Abstract 245: Plasminogen Augments Cxcl12/cxcr4-regulated Stem Cell Homing And Contributes To Cardiac Repair After Myocardial Infarction.

Abstract

Myocardial infarction (MI) is a leading cause of morbidity and mortality worldwide. Bone marrow (BM)-derived stem cells promote tissue repair and regeneration after MI. Thrombolytic treatment with plasminogen (Plg) activators significantly improves the clinical outcome in MI by restoration of cardiac perfusion. In addition to its canonical function, Plg is critical for cardiac repair, wound healing and liver injury, however, the mechanism for Plg-regulated tissue repair remains unclear. Here, we show a novel role of Plg in stem cell-mediated neovascularization and cardiac repair after MI. Our data show that Granulocyte colony-stimulating factor (G-CSF), a stem cell mobilizer, significantly increased neovascularization and decreased infarct size in the infarct area, and improved ejection fraction and LV internal diameter by echocardiogram in wild-type mice. No improvement in tissue repair and heart function was observed in Plg deficient (Plg-/-) mice indicating that Plg is required for stem cell-regulated cardiac repair after MI. In vivo tracking of GFP-expressing BM cells after BM transplantation revealed that in Plg-/- mice, recruitment of BM-derived stem cells (GFP+c-kit+ cells) to the infarcted heart and stem cell-derived vessels and arteries are dramatically decreased (by 11 fold) suggesting that Plg may regulate stem cell homing to the lesion sites and subsequently contribute stem cell-mediated tissue regeneration. Mechanistic studies show that Plg up-regulated CXCR4 expression on stem cell in vivo and in vitro, suggesting Plg may promotes stem cell homing by induction of CXCR4 expression in stem cells. Stem cell migration was enhanced by endogenous Plg in vitro, however, AMD3100, a CXCR4 antagonist, significantly inhibited Plg-regulated stem cell migration.
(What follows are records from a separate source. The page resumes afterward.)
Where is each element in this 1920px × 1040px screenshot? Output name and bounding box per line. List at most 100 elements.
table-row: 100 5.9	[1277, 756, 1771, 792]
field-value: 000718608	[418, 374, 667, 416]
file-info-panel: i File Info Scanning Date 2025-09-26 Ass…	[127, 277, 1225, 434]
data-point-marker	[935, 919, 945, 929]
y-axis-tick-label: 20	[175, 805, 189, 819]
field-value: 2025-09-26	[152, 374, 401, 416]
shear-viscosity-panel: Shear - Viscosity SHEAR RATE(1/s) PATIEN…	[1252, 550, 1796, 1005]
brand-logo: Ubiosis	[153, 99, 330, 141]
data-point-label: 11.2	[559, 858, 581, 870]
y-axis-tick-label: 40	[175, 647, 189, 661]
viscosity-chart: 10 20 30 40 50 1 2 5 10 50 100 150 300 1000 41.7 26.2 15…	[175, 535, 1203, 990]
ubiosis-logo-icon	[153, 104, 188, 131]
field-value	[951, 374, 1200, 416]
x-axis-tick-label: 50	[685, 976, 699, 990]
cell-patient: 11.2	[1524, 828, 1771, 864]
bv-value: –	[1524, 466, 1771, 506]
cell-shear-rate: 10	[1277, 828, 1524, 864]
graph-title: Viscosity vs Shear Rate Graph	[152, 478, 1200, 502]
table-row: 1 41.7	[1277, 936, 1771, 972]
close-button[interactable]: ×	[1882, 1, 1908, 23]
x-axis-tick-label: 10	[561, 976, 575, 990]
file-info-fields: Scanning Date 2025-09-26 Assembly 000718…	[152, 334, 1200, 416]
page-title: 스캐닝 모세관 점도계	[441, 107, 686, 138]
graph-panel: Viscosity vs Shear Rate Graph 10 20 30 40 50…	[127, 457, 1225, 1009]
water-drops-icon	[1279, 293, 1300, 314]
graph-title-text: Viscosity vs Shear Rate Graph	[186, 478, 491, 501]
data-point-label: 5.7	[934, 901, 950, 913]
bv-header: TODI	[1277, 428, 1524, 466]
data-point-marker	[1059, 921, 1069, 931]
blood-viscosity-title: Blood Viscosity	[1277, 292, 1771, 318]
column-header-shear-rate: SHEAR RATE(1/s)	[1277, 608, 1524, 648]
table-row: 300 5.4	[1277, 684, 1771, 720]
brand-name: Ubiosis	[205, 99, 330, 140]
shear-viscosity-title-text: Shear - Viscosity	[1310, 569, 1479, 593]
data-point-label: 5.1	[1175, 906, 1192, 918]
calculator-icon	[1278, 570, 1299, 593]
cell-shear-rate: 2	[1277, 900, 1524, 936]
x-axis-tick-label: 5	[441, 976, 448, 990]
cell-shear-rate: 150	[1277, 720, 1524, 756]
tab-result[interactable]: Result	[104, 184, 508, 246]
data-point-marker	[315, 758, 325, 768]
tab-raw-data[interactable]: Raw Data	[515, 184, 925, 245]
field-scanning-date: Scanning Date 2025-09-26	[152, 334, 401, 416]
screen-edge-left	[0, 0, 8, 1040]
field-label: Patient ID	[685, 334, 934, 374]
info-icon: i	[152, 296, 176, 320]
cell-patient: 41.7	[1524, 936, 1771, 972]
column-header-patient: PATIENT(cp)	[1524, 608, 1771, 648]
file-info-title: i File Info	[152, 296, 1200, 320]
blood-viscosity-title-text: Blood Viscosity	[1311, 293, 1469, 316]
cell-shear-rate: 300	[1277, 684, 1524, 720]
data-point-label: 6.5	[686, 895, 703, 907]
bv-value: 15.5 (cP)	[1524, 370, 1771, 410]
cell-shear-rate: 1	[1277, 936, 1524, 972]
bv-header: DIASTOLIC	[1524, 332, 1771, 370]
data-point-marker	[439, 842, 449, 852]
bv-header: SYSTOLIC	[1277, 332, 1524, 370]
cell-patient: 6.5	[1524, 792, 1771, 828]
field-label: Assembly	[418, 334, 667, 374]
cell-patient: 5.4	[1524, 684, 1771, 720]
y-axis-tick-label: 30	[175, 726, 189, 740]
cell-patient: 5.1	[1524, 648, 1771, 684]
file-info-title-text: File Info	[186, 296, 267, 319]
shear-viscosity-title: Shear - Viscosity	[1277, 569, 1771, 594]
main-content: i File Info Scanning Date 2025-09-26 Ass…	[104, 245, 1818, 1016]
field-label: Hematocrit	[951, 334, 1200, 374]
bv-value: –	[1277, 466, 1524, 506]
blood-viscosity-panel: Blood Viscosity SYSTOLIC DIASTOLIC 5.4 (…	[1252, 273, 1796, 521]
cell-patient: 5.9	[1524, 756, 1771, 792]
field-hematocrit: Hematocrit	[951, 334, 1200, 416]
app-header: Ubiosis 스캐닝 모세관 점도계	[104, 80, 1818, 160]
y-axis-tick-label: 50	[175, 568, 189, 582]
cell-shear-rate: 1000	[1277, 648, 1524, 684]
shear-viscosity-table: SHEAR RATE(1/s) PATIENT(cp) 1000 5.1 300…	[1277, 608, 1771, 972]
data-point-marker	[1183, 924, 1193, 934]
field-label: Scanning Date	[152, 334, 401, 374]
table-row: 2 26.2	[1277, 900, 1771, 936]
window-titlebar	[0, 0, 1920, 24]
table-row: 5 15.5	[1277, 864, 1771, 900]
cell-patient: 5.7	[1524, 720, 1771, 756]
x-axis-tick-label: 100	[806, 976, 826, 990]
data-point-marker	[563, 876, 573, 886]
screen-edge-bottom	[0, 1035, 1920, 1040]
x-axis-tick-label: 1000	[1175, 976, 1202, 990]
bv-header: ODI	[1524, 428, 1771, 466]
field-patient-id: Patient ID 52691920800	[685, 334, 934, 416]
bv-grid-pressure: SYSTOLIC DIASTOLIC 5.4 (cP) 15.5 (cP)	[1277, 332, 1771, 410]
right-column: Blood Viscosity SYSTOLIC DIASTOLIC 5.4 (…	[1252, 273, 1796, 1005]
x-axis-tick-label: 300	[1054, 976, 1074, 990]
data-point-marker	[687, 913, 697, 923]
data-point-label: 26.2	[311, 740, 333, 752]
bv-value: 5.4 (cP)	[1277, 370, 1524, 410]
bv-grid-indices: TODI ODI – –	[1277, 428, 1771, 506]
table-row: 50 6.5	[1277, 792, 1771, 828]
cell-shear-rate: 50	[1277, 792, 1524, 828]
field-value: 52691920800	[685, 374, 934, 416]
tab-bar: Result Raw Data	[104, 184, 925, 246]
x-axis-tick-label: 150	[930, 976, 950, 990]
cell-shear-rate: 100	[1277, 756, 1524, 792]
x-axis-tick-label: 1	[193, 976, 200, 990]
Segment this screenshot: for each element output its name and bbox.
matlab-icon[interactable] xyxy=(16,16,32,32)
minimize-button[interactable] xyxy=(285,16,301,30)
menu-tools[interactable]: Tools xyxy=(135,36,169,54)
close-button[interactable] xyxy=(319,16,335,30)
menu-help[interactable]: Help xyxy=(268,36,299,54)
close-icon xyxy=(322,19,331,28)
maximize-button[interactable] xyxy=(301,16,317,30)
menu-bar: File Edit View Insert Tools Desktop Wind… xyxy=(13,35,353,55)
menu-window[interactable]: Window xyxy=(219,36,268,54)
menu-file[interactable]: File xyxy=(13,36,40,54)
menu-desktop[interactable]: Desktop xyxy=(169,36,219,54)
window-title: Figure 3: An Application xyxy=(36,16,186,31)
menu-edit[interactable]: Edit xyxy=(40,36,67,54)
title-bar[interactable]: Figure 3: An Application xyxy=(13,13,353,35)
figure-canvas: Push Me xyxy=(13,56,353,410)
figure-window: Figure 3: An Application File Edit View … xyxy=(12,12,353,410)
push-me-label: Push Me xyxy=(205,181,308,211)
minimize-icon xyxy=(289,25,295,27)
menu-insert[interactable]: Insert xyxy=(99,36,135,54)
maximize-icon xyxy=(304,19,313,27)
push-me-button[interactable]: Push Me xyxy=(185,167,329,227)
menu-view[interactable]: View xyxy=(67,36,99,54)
Furthermore, lentiviral reconstitution of CXCR4 expression in BM cells rescued stem cell homing to the infarcted heart in Plg-/- mice, indicating that Plg mediates stem cell homing through regulating CXCR4 expression. These findings identified a novel role of Plg in cardiac repair by promoting stem cell homing to the injured heart after MI. Thus, targeting Plg may offer a new therapeutic strategy for strengthening stem cell-mediated cardiac repair and regeneration after MI.